5. Whatever you buy to make your apartment look effortless, casual, and chic all at the same time. The first time you bring someone ~over to your house~, it feels a little like you’re on display. You’re putting it all out for someone to see. For me, if my apartment is a dealbreaker, then my reaction to whoever comes and sees it is roughly, “ew, I hate you.” But while dating, I definitely had a couple of “oh shit, I don’t have ______” moments, and ran out to grab something. Some of those things were irrational, but once or twice I bought things that were actually for the best; in fact, once, someone came over and brought me wine, and about an hour before he arrived, I realized I didn’t own wine glasses. (This was a long time ago, I promise.)
6. The cute little “beginning of the relationship” gifts. I once brought a guy I was seeing (but not officially dating) brownies. And it wasn’t a sexual thing. I had just made brownies and was going over to his house and figured, hey, everyone likes brownies. So if you bought something weird for your now-S.O while you were just starting to see each other, no judgment, because it probably wasn’t as embarrassing as my bizarre inclination to bring a cute guy caramel turtle brownies. (We didn’t end up dating. Lol.) However, I think we can all decide that you really don’t need to go gift overboard in the first six months. And if you want to bring them something, cheap but sentimental/cute/funny is better than expensive and meaningless, in my opinion.

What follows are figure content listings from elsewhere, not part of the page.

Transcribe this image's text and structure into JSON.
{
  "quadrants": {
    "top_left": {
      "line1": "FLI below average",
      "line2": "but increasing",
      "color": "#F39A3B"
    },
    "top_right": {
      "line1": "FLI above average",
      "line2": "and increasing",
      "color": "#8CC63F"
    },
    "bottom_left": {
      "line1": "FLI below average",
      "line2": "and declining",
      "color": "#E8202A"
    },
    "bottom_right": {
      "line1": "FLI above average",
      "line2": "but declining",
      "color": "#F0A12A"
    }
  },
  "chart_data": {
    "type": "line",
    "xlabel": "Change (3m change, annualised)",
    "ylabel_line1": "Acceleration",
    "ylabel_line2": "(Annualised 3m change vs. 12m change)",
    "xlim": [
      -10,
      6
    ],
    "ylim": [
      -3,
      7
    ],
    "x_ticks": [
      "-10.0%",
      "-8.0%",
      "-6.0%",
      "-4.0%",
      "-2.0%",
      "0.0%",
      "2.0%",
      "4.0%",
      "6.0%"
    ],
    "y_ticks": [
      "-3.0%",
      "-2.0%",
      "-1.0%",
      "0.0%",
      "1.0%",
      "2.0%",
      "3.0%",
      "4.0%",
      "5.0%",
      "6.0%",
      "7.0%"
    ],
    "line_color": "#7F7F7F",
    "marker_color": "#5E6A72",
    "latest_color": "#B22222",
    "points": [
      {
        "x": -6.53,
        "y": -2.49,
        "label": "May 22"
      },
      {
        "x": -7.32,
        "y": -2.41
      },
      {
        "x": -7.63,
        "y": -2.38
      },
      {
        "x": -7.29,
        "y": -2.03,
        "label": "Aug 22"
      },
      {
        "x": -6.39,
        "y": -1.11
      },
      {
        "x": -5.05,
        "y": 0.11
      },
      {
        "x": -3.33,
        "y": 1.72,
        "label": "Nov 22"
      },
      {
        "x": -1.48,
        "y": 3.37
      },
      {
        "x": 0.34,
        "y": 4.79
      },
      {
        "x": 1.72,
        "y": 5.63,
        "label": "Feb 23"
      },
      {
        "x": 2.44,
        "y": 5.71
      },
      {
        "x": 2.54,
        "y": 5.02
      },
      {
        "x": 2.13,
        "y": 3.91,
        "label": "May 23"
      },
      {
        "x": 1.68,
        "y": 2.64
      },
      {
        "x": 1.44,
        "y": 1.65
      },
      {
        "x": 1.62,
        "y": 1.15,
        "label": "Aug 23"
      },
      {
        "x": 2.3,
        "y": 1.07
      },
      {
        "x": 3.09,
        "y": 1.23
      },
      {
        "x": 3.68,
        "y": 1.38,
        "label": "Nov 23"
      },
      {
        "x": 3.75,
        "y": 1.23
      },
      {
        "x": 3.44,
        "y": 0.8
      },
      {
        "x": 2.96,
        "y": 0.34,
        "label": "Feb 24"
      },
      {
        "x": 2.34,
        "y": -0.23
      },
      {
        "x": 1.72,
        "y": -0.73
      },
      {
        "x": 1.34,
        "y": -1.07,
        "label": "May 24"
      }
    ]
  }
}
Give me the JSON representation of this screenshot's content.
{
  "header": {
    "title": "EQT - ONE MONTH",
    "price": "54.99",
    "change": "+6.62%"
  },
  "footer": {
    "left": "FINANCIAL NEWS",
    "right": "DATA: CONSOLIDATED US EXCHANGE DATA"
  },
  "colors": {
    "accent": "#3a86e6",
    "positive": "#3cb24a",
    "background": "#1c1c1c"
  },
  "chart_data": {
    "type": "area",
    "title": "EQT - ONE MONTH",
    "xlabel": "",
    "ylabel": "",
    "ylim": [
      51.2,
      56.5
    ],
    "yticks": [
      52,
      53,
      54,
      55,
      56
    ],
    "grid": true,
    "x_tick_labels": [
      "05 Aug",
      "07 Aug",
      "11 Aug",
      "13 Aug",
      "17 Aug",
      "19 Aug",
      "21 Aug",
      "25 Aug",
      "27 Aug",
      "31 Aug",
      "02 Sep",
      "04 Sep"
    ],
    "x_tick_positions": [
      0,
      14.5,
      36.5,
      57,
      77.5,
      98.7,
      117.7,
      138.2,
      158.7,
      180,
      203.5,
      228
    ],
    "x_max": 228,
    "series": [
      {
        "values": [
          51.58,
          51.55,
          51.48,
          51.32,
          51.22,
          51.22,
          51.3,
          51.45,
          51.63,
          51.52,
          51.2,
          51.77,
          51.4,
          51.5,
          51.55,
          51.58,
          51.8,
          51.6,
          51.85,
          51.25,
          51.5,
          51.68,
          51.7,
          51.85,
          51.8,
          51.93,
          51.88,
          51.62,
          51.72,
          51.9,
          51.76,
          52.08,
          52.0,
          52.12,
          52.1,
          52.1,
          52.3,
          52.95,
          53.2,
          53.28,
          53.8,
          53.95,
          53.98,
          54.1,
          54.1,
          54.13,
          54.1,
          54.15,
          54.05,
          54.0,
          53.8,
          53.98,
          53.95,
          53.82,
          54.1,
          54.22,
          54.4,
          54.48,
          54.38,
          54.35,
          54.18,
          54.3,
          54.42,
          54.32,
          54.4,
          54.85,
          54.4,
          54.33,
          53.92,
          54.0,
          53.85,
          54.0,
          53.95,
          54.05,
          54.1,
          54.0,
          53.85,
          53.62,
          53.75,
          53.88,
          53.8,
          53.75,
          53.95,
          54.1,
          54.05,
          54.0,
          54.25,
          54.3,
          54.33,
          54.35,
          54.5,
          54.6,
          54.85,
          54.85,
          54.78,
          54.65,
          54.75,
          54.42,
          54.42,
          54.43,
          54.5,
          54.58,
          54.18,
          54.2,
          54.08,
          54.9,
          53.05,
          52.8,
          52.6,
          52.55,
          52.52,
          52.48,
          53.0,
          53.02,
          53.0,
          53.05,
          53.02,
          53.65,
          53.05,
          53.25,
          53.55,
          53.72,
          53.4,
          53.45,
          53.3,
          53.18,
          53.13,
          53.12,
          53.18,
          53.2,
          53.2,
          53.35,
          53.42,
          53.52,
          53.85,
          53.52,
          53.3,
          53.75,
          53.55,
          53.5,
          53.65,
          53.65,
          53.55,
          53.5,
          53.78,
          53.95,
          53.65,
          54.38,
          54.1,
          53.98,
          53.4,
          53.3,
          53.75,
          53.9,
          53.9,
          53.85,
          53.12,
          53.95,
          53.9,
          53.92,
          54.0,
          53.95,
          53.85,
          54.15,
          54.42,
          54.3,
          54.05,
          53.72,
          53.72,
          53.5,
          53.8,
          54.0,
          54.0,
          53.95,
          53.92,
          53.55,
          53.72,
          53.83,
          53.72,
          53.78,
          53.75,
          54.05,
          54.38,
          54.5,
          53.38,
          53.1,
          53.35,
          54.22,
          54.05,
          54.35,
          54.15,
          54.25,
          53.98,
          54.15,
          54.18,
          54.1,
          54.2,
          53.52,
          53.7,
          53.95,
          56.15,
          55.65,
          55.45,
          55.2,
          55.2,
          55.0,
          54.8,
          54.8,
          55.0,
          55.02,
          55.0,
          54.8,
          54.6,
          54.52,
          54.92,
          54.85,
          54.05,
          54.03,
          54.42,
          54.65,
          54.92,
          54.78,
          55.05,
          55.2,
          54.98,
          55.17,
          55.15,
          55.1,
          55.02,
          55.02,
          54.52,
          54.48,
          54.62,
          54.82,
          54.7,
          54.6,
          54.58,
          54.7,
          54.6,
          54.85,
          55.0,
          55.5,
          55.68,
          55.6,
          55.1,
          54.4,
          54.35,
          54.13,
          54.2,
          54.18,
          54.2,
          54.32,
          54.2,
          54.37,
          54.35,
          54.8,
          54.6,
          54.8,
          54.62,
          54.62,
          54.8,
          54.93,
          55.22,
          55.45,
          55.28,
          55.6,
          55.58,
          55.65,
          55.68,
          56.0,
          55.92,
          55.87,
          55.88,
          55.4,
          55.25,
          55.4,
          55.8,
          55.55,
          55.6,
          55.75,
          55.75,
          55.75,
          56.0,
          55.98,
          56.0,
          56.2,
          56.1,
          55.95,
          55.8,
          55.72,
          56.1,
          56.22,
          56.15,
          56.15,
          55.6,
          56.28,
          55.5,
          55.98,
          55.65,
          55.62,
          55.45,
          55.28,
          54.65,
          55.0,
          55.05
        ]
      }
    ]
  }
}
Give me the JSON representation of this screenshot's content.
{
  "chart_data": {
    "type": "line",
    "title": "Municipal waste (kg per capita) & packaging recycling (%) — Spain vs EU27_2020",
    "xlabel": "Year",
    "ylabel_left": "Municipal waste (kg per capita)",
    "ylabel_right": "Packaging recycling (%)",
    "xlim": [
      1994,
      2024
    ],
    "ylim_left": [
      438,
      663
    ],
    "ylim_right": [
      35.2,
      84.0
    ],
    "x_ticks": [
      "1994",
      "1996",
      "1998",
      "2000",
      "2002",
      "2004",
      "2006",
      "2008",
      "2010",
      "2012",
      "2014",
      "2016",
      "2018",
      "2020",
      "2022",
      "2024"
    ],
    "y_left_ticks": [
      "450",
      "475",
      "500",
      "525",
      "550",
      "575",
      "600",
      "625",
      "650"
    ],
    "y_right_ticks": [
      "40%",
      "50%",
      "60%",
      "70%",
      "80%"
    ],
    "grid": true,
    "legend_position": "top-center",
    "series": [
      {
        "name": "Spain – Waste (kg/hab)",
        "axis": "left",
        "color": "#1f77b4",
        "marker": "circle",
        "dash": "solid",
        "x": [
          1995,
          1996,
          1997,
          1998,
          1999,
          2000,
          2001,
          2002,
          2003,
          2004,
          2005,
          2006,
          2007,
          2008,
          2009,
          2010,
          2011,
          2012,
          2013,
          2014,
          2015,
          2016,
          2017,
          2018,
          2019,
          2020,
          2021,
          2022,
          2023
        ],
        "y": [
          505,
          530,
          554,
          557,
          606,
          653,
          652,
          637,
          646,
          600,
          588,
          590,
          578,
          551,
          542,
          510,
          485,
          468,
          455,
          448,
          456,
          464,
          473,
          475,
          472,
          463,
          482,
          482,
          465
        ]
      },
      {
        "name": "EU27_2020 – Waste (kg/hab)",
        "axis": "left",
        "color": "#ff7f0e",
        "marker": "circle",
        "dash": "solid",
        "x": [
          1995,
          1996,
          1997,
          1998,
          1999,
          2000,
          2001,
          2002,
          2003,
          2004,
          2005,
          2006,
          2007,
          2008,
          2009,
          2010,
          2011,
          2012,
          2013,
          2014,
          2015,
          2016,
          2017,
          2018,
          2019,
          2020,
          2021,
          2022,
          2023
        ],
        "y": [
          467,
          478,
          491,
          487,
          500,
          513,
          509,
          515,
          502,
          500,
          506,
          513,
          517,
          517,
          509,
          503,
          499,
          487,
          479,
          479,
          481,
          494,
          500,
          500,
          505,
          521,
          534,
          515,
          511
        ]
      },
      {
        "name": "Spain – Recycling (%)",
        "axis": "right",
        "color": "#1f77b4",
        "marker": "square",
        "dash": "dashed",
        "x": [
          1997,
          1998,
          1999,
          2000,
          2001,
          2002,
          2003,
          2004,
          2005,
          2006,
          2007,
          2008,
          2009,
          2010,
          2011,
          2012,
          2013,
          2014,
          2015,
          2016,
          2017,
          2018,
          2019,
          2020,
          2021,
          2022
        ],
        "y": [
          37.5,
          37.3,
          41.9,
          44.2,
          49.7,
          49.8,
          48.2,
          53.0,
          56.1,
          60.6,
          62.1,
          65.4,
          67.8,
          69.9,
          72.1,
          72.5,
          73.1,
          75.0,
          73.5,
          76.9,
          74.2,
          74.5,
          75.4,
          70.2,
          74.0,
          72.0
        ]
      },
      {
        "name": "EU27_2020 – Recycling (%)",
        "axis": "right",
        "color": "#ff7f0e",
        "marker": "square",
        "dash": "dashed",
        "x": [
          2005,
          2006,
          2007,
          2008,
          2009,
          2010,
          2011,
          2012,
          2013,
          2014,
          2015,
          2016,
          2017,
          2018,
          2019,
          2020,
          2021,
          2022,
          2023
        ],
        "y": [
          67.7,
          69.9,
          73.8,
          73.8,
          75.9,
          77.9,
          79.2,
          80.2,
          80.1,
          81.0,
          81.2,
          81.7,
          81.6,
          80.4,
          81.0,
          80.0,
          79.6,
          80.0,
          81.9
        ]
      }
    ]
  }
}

7. New lingerie, new sheets, or a new “meet their parents” outfit. I mean this very sincerely: you don’t need any of these things. If someone is interested in you, what brand of undergarment you wear (or whether or not your sheets are Egyptian cotton) is really not a factor for them. And similarly, you don’t have to go buy pantyhose and a pilgrim-collar shirt to meet their parents. (I mean, I wouldn’t wear a college Halloween costume, but you don’t have to go running to your closest Talbots.)